Since the “mass rapes committed by Japanese troops were considered a serious obstacle to maintaining order in China,” Yoshimi reports:

 

(I)n the midst of its offensive toward Nanking, the Central China Area Army ordered the establishment of military comfort stations.  Iinuma Mamoru, Chief of Staff of the Shanghai Expeditionary Force that participated in the invasion of Nanking, wrote in his diary that day, “On the matter of the establishment of military comfort stations, documents from the [Central China] Area Army arrived and {I will} oversee the execution {of those orders}.”

 

There’s no doubt that hundreds of thousands of innocent Asian women were condemned to continuous sexual slavery, without hope, as an official part of Japanese policy.    Despite personal testimony and documentation, Yoshimi reports “the Japanese government still denies any legal responsibility vis-à-vis former comfort women and refuses to compensate them directly.”

 Japanese courts follow the Japanese official line of disclaiming all responsibility on this issue.  Yoshimi reports “The Tokyo District Court, on October 9, 1998 in a suit filed by 45 Filipina former comfort women, ruled that the plaintiffs had no right to claim compensation for damages and rejected their suit without acknowledging the damages they had suffered.”

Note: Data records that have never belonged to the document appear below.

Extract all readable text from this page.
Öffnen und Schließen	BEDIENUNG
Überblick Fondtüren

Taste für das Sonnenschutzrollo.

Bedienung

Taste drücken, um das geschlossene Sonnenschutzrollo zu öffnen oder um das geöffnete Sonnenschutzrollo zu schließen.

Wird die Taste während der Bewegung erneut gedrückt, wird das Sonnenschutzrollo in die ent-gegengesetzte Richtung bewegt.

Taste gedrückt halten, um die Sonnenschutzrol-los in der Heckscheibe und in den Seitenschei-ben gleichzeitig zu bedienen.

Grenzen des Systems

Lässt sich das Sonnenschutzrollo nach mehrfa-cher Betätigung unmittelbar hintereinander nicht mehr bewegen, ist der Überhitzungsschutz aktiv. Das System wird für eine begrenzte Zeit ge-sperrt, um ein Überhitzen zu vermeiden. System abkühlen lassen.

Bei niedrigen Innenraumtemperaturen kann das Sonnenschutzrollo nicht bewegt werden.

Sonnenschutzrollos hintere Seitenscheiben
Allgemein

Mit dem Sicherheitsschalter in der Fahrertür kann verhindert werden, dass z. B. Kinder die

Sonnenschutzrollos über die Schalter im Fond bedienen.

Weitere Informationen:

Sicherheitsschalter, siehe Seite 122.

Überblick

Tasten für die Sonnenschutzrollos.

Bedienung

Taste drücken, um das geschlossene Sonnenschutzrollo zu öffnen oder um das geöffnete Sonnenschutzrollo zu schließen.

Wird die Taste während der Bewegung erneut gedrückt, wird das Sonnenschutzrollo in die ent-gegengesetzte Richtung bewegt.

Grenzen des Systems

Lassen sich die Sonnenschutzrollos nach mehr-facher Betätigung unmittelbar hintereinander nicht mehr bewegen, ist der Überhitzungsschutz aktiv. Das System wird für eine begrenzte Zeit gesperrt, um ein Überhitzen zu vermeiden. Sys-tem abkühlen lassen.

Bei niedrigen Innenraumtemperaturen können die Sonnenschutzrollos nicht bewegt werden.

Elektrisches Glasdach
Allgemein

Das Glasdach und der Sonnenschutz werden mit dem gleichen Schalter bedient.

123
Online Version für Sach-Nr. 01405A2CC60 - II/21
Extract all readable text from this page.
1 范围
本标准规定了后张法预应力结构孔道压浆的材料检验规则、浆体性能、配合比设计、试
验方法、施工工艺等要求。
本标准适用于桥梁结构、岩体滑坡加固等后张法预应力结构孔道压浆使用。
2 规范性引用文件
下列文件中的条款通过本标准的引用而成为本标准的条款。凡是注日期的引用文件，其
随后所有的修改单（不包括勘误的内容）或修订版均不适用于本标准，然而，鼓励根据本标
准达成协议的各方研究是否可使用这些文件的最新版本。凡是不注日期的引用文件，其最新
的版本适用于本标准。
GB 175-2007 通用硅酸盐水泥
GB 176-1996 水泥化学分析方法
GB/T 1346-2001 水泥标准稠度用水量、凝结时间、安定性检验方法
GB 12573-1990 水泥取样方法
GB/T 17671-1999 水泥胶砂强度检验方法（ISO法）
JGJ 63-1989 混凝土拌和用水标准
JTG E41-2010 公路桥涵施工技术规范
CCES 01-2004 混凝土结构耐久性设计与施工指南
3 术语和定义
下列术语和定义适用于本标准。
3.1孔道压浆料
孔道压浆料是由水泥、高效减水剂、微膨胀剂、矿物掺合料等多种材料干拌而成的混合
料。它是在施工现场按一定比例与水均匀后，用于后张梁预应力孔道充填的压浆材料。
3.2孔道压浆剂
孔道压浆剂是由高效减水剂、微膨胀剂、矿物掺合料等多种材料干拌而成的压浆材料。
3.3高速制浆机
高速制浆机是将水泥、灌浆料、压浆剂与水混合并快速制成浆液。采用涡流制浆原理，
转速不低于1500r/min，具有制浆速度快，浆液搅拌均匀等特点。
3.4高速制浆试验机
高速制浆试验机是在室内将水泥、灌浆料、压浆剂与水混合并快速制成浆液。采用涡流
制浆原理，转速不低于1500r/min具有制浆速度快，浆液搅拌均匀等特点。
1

 The failure of the Japanese government to accept responsibility for the sexual slavery they forced upon these innocent women and to compensate them for the misery they suffered is inexcusable.  Just think how horrible it would be to be captured by a conquering Japanese army and sentenced to continuous sexual slavery, forced to perform sex acts on and with men, many of whom were full of venereal disease, 12-18 hours a day, maybe several an hour, seven days a week...by the de facto government, with no end in sight!  It’s reported that in one comfort station in Burma comfort women were forced to have intercourse with sixty men in a single day.  It apparently was not unusual in comfort stations for enlisted men for women to have to have intercourse twenty to thirty times a day.  And this was the fate of hundreds of thousands of innocent women, many of whom were virginal teenagers when captured and enslaved.